Il 19 Dicembre 1851, a Chelsea, morì Joseph Mallord William Turner, un grande pittore ed incisore inglese. Il suo soprannome era “pittore della luce” poichè con i suoi acquerelli riuscì a portare la pittura paesaggistica, per la prima volta, ai livelli di quella storica. Appartenente al romanticismo pittorico, in realtà Turner pose le basi per l’Impressionismo (grazie alle sue pennellate e all’uso della luce) e fu l’anticipatore dell’Astrattismo.

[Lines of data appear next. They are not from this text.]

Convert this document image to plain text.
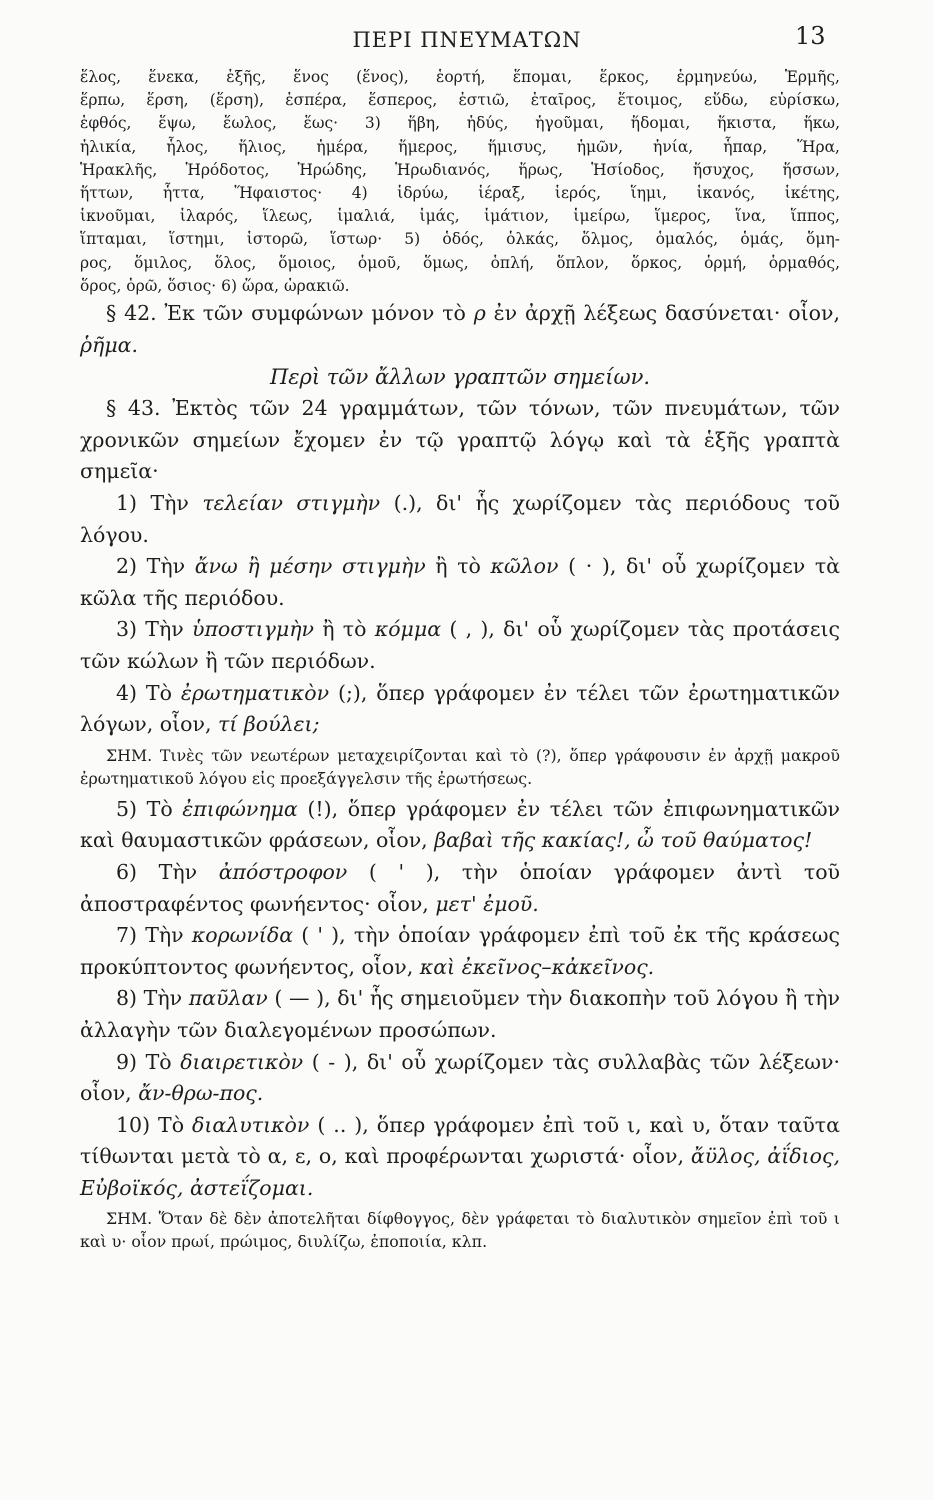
ΠΕΡΙ ΠΝΕΥΜΑΤΩΝ	13
ἕλος, ἕνεκα, ἑξῆς, ἕνος (ἕνος), ἑορτή, ἕπομαι, ἕρκος, ἑρμηνεύω, Ἑρμῆς,
ἕρπω, ἕρση, (ἕρση), ἑσπέρα, ἕσπερος, ἑστιῶ, ἑταῖρος, ἕτοιμος, εὕδω, εὑρίσκω,
ἑφθός, ἕψω, ἕωλος, ἕως· 3) ἥβη, ἡδύς, ἡγοῦμαι, ἥδομαι, ἥκιστα, ἥκω,
ἡλικία, ἧλος, ἥλιος, ἡμέρα, ἥμερος, ἥμισυς, ἡμῶν, ἡνία, ἧπαρ, Ἥρα,
Ἡρακλῆς, Ἡρόδοτος, Ἡρώδης, Ἡρωδιανός, ἥρως, Ἡσίοδος, ἥσυχος, ἥσσων,
ἥττων, ἧττα, Ἥφαιστος· 4) ἱδρύω, ἱέραξ, ἱερός, ἵημι, ἱκανός, ἱκέτης,
ἱκνοῦμαι, ἱλαρός, ἵλεως, ἱμαλιά, ἱμάς, ἱμάτιον, ἱμείρω, ἵμερος, ἵνα, ἵππος,
ἵπταμαι, ἵστημι, ἱστορῶ, ἵστωρ· 5) ὁδός, ὁλκάς, ὅλμος, ὁμαλός, ὁμάς, ὅμη-
ρος, ὅμιλος, ὅλος, ὅμοιος, ὁμοῦ, ὅμως, ὁπλή, ὅπλον, ὅρκος, ὁρμή, ὁρμαθός,
ὅρος, ὁρῶ, ὅσιος· 6) ὥρα, ὡρακιῶ.

§ 42. Ἐκ τῶν συμφώνων μόνον τὸ ρ ἐν ἀρχῇ λέξεως δασύνεται· οἷον, ῥῆμα.

Περὶ τῶν ἄλλων γραπτῶν σημείων.

§ 43. Ἐκτὸς τῶν 24 γραμμάτων, τῶν τόνων, τῶν πνευμάτων, τῶν χρονικῶν σημείων ἔχομεν ἐν τῷ γραπτῷ λόγῳ καὶ τὰ ἑξῆς γραπτὰ σημεῖα·

1) Τὴν τελείαν στιγμὴν (.), δι' ἧς χωρίζομεν τὰς περιόδους τοῦ λόγου.

2) Τὴν ἄνω ἢ μέσην στιγμὴν ἢ τὸ κῶλον ( · ), δι' οὗ χωρίζομεν τὰ κῶλα τῆς περιόδου.

3) Τὴν ὑποστιγμὴν ἢ τὸ κόμμα ( , ), δι' οὗ χωρίζομεν τὰς προτάσεις τῶν κώλων ἢ τῶν περιόδων.

4) Τὸ ἐρωτηματικὸν (;), ὅπερ γράφομεν ἐν τέλει τῶν ἐρωτηματικῶν λόγων, οἷον, τί βούλει;

ΣΗΜ. Τινὲς τῶν νεωτέρων μεταχειρίζονται καὶ τὸ (?), ὅπερ γράφουσιν ἐν ἀρχῇ μακροῦ ἐρωτηματικοῦ λόγου εἰς προεξάγγελσιν τῆς ἐρωτήσεως.

5) Τὸ ἐπιφώνημα (!), ὅπερ γράφομεν ἐν τέλει τῶν ἐπιφωνηματικῶν καὶ θαυμαστικῶν φράσεων, οἷον, βαβαὶ τῆς κακίας!, ὦ τοῦ θαύματος!

6) Τὴν ἀπόστροφον ( ' ), τὴν ὁποίαν γράφομεν ἀντὶ τοῦ ἀποστραφέντος φωνήεντος· οἷον, μετ' ἐμοῦ.

7) Τὴν κορωνίδα ( ' ), τὴν ὁποίαν γράφομεν ἐπὶ τοῦ ἐκ τῆς κράσεως προκύπτοντος φωνήεντος, οἷον, καὶ ἐκεῖνος–κἀκεῖνος.

8) Τὴν παῦλαν ( — ), δι' ἧς σημειοῦμεν τὴν διακοπὴν τοῦ λόγου ἢ τὴν ἀλλαγὴν τῶν διαλεγομένων προσώπων.

9) Τὸ διαιρετικὸν ( - ), δι' οὗ χωρίζομεν τὰς συλλαβὰς τῶν λέξεων· οἷον, ἄν-θρω-πος.

10) Τὸ διαλυτικὸν ( .. ), ὅπερ γράφομεν ἐπὶ τοῦ ι, καὶ υ, ὅταν ταῦτα τίθωνται μετὰ τὸ α, ε, ο, καὶ προφέρωνται χωριστά· οἷον, ἄϋλος, ἀΐδιος, Εὐβοϊκός, ἀστεΐζομαι.

ΣΗΜ. Ὅταν δὲ δὲν ἀποτελῆται δίφθογγος, δὲν γράφεται τὸ διαλυτικὸν σημεῖον ἐπὶ τοῦ ι καὶ υ· οἷον πρωί, πρώιμος, διυλίζω, ἐποποιία, κλπ.
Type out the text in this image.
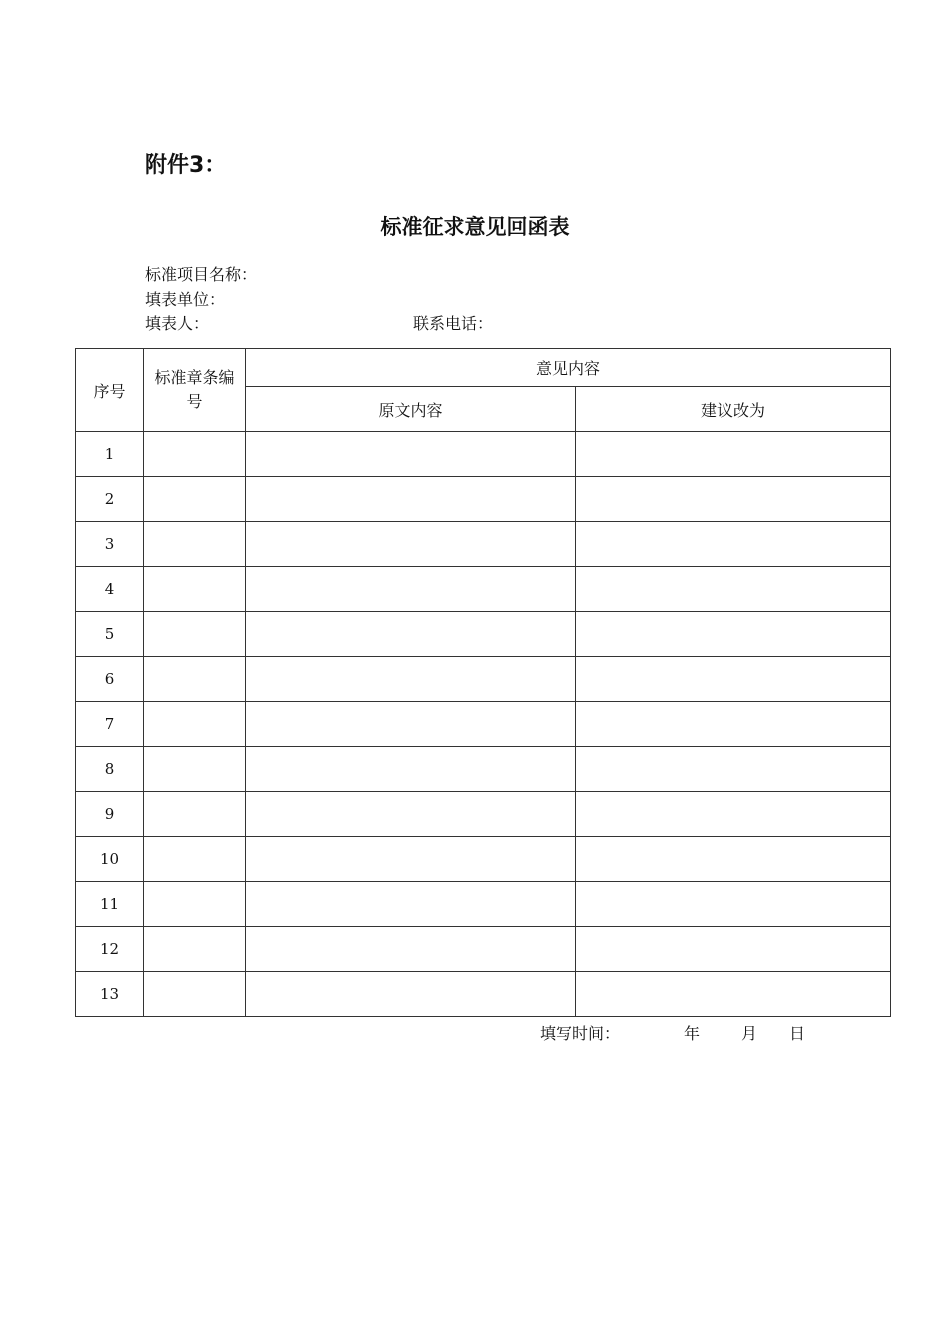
附件3：
标准征求意见回函表
标准项目名称：
填表单位：
填表人：	联系电话：
序号	标准章条编号	意见内容	
		原文内容	建议改为
1			
2			
3			
4			
5			
6			
7			
8			
9			
10			
11			
12			
13			
填写时间：	年	月 日
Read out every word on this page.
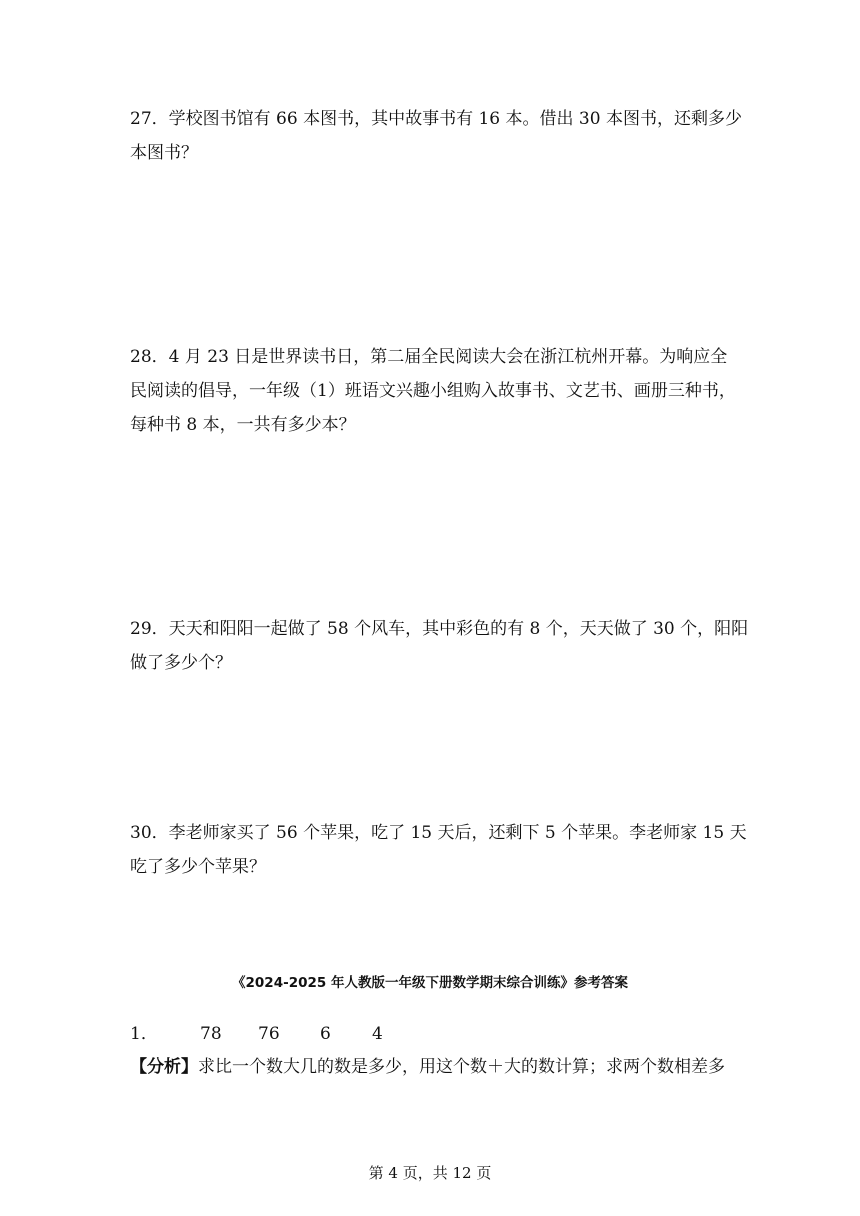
27．学校图书馆有 66 本图书，其中故事书有 16 本。借出 30 本图书，还剩多少
本图书？
28．4 月 23 日是世界读书日，第二届全民阅读大会在浙江杭州开幕。为响应全
民阅读的倡导，一年级（1）班语文兴趣小组购入故事书、文艺书、画册三种书，
每种书 8 本，一共有多少本？
29．天天和阳阳一起做了 58 个风车，其中彩色的有 8 个，天天做了 30 个，阳阳
做了多少个？
30．李老师家买了 56 个苹果，吃了 15 天后，还剩下 5 个苹果。李老师家 15 天
吃了多少个苹果？
《2024-2025 年人教版一年级下册数学期末综合训练》参考答案
1． 78 76 6 4
【分析】求比一个数大几的数是多少，用这个数＋大的数计算；求两个数相差多
第 4 页，共 12 页
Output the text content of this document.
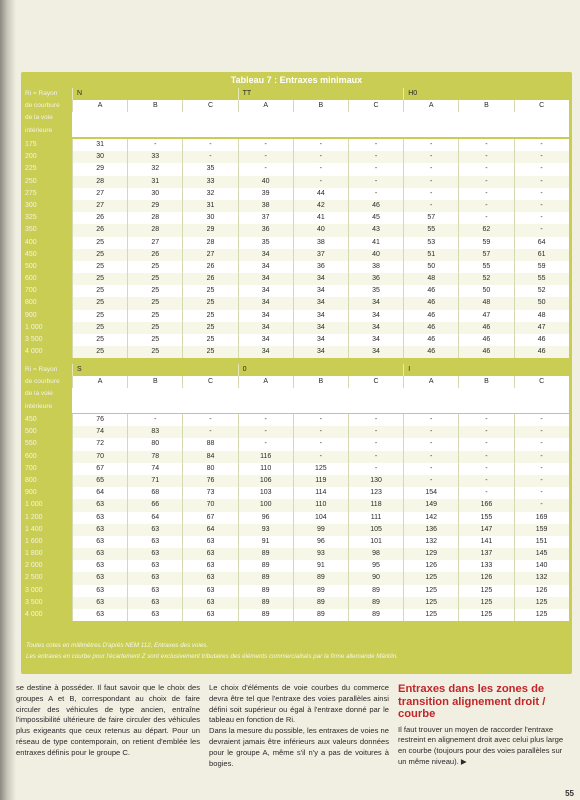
Tableau 7 : Entraxes minimaux
Ri = Rayon
de courbure
de la voie
intérieure
N	TT	H0
A	B	C	A	B	C	A	B	C
175	31	-	-	-	-	-	-	-	-
200	30	33	-	-	-	-	-	-	-
225	29	32	35	-	-	-	-	-	-
250	28	31	33	40	-	-	-	-	-
275	27	30	32	39	44	-	-	-	-
300	27	29	31	38	42	46	-	-	-
325	26	28	30	37	41	45	57	-	-
350	26	28	29	36	40	43	55	62	-
400	25	27	28	35	38	41	53	59	64
450	25	26	27	34	37	40	51	57	61
500	25	25	26	34	36	38	50	55	59
600	25	25	26	34	34	36	48	52	55
700	25	25	25	34	34	35	46	50	52
800	25	25	25	34	34	34	46	48	50
900	25	25	25	34	34	34	46	47	48
1 000	25	25	25	34	34	34	46	46	47
3 500	25	25	25	34	34	34	46	46	46
4 000	25	25	25	34	34	34	46	46	46
Ri = Rayon
de courbure
de la voie
intérieure
S	0	I
A	B	C	A	B	C	A	B	C
450	76	-	-	-	-	-	-	-	-
500	74	83	-	-	-	-	-	-	-
550	72	80	88	-	-	-	-	-	-
600	70	78	84	116	-	-	-	-	-
700	67	74	80	110	125	-	-	-	-
800	65	71	76	106	119	130	-	-	-
900	64	68	73	103	114	123	154	-	-
1 000	63	66	70	100	110	118	149	166	-
1 200	63	64	67	96	104	111	142	155	169
1 400	63	63	64	93	99	105	136	147	159
1 600	63	63	63	91	96	101	132	141	151
1 800	63	63	63	89	93	98	129	137	145
2 000	63	63	63	89	91	95	126	133	140
2 500	63	63	63	89	89	90	125	126	132
3 000	63	63	63	89	89	89	125	125	126
3 500	63	63	63	89	89	89	125	125	125
4 000	63	63	63	89	89	89	125	125	125
Toutes cotes en millimètres D'après NEM 112, Entraxes des voies.
Les entraxes en courbe pour l'écartement Z sont exclusivement tributaires des éléments commercialisés par la firme allemande Märklin.
se destine à posséder. Il faut savoir que le choix des groupes A et B, correspondant au choix de faire circuler des véhicules de type ancien, entraîne l'impossibilité ultérieure de faire circuler des véhicules plus exigeants que ceux retenus au départ. Pour un réseau de type contemporain, on retient d'emblée les entraxes définis pour le groupe C.
Le choix d'éléments de voie courbes du commerce devra être tel que l'entraxe des voies parallèles ainsi défini soit supérieur ou égal à l'entraxe donné par le tableau en fonction de Ri.
Dans la mesure du possible, les entraxes de voies ne devraient jamais être inférieurs aux valeurs données pour le groupe A, même s'il n'y a pas de voitures à bogies.
Entraxes dans les zones de transition alignement droit / courbe
Il faut trouver un moyen de raccorder l'entraxe restreint en alignement droit avec celui plus large en courbe (toujours pour des voies parallèles sur un même niveau). ▶
55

William Turner, il “pittore della luce”: vita e stile
”La luce è colore”.
William Turner
William Turner nacque a Londra nel 1775. A ventiquattro anni studiò presso la Royal Academy, in particolare approfondì l’utilizzo della prospettiva. Si spostò molto, toccando la Germania, la Svizzera, l’Austria e l’Italia. Sicuramente è considerato un esponente del romanticismo poiché ripropose il tema della grandezza della natura, la sua potenza che sovrasta l’uomo e mostra la sua immensità, il sublime. Per Turner la luce era “emanazione dello spirito divino”, era l’energia delle sue opere, era essa stessa colore; egli, infatti, era chiamato per questo “pittore della luce”, ed in ciò si intravede una sorta di anticipazione al movimento impressionista: la modalità transitoria, fuggevole di cogliere il reale, le sfumature/pennellate che sembrano catturare il momentaneo, il movimento dovuto alla realisticità dell’atto rappresentato sono tutte caratteristiche che lo rendono pioniere dell’Impressionismo e non solo. Molti parlano di lui come anticipatore dell’astrattismo; i suoi dipinti affascinano proprio per le atmosfere oniriche e sognanti, quasi rarefatte.
Il sublime è ciò che l’uomo non può comprendere: i fenomeni naturali terrorizzano e al tempo stesso affascinano l’essere umano. C’è una leggenda che narra che il pittore si sarebbe fatto legare all’albero di una nave nel corso di una tempesta per osservarla meglio. William era molto dedito al suo lavoro e amava osservare. Non aveva molti amici; per trent’anni visse con suo padre e lavorò come suo assistente. Quando morì l’artista cadde in depressione e si staccò ancora di più dal mondo che lo circondava. Quandò morì parte della sua eredità andò come da lui deciso in un fondo destinato all’aiuto degli artisti in disgrazia. Nonostante egli donò le sue opere allo stato affinché potessero essere esposte in una galleria, esse furono sparse per il mondo, tra collezioni private e musei vari.